Изменить размер шрифта - +
Я был крайне удивлен, когда узнал, что цензоры из ГДР оставались верны ее принципам даже после распада страны. Цензоры при Старом режиме во Франции, безусловно, разделяли его ценности, в первую очередь, принцип привилегий, даже когда сами им не соответствовали, как, например, в случае с Кребийоном-сыном, писавшим такие романы, которые никогда бы не одобрил сам в качестве уважаемого censeur royal. С точки зрения судей Британской Индии и библиотекарей, составлявших ее каталоги, либерализм нисколько не противоречил империализму. Обнаружить сочетаемость противоречивых элементов культурной системы – значит, как я полагаю, засвидетельствовать ту власть, которую имела эта система над «туземцами». Можно утверждать, что религии черпают силы из своей способности признавать противоречия и осмыслять их, например, помогая своим приверженцам сочетать веру в благого творца с опытом страданий и существованием зла.

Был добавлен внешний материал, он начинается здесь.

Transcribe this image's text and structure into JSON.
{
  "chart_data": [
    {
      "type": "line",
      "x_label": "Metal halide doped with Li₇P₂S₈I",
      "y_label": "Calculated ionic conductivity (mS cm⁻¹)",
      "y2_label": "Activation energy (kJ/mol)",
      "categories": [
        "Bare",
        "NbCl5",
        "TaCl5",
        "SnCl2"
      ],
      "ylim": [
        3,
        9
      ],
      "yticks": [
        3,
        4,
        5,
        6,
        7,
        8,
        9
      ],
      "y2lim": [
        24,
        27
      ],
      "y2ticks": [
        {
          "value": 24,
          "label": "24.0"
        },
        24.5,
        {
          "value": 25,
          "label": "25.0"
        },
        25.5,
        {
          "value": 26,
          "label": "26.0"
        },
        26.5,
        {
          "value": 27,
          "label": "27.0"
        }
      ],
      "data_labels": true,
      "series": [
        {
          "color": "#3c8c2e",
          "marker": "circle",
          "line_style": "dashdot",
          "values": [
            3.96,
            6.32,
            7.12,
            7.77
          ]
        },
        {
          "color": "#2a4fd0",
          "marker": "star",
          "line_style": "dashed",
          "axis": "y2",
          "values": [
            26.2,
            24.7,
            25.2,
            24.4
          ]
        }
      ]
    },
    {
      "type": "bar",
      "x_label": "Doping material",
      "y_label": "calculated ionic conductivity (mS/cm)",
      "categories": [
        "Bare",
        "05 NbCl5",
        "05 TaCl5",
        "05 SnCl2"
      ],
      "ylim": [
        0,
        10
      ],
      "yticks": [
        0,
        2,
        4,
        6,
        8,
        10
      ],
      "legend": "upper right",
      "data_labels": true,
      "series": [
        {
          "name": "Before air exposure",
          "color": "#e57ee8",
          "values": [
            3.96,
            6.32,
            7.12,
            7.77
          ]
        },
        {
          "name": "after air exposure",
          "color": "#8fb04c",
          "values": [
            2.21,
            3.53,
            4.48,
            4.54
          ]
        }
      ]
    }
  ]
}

Не преуменьшая разочарование и апатию, которые развивались при авторитарных режимах, мне кажется, важно осознать, что авторы и цензоры часто разделяли взгляды на литературу, которую вместе создавали. А она, в трех рассмотренных в книге примерах, не сводилась к созданию художественных вымыслов. В нее входили любого рода книги и всевозможные люди, игравшие роль в создании, распространении и потреблении книг. Авторы были лишь одними из них, первой стадией процесса (авторы писали текст, редакторы, художники и типографы делали книги), а читатели ждали результата на последней. Между ними находились разного рода посредники, каждый со своими связями вне системы, например с кучерами («Танастеса» в каретах контрабандой вывозили из Версаля, чтобы доставить читателям в Париже), или окружными офицерами (они предоставляли информацию, включавшуюся в отчеты о книгах в Индии), или редакторами периодических изданий (которые публиковали рецензии, чтобы повлиять на восприятие «Романа о Хинце и Кунце»). А помимо них, литературу определял более широкий контекст: космополитизм Просвещения и французская культура в XVIII веке, имперское правление и выступавшие против нее националистические движения в XIX веке, борьба за власть по обе стороны фронта холодной войны во второй половине ХX века. В каждом случае характер литературы определяется окружающей культурной средой. Она всегда остается частью социальных систем с уникальными качествами и ключевыми принципами, вокруг которых они складываются: привилегиями во Франции Бурбонов, надзором в Британской Индии и плановой экономикой в коммунистической Восточной Германии.

Такие поверхностные описания вряд ли могут дать представление о злоупотреблениях властью при этих трех режимах. При каждом власть принимала разные формы, вторгалась во все аспекты литературной жизни и делала ее подсистемой общественного порядка. Должны ли мы в таком случае дойти, как некоторые постструктуралистские теоретики, до того, чтобы называть цензурой любое проявление власти и ограничений, включая рыночную экономику в восприятии марксистов и подсознательное в исследованиях фрейдистов? Не думаю. Если понятие цензуры включает все подряд, оно лишается значения. Не стоит его упрощать. Хотя я согласен с тем, что власть осуществляется разными способами, мне кажется, важно провести границу между той властью, которая является монополией государства (или других уполномоченных организаций, например религиозных), и властью, которая распространена в других сферах общества. Цензура, в моем понимании, всегда связана с политикой, и ею распоряжается государство.

Таким образом, дойдя до опасной близости с релятивизмом, я отстраняюсь от него, как делают этнографы во время полевых исследований, сталкиваясь с местными обычаями, которые противоречат их собственным ценностям. Может ли антропологический подход к цензуре сочетаться с приверженностью таким культурно далеким от нее категориям, как свобода слова, закрепленная Первой поправкой к Конституции США? Антропологи часто чувствуют, что разрываются между двумя стремлениями, как две собаки, которые в польском анекдоте встречаются на польско-чешской границе.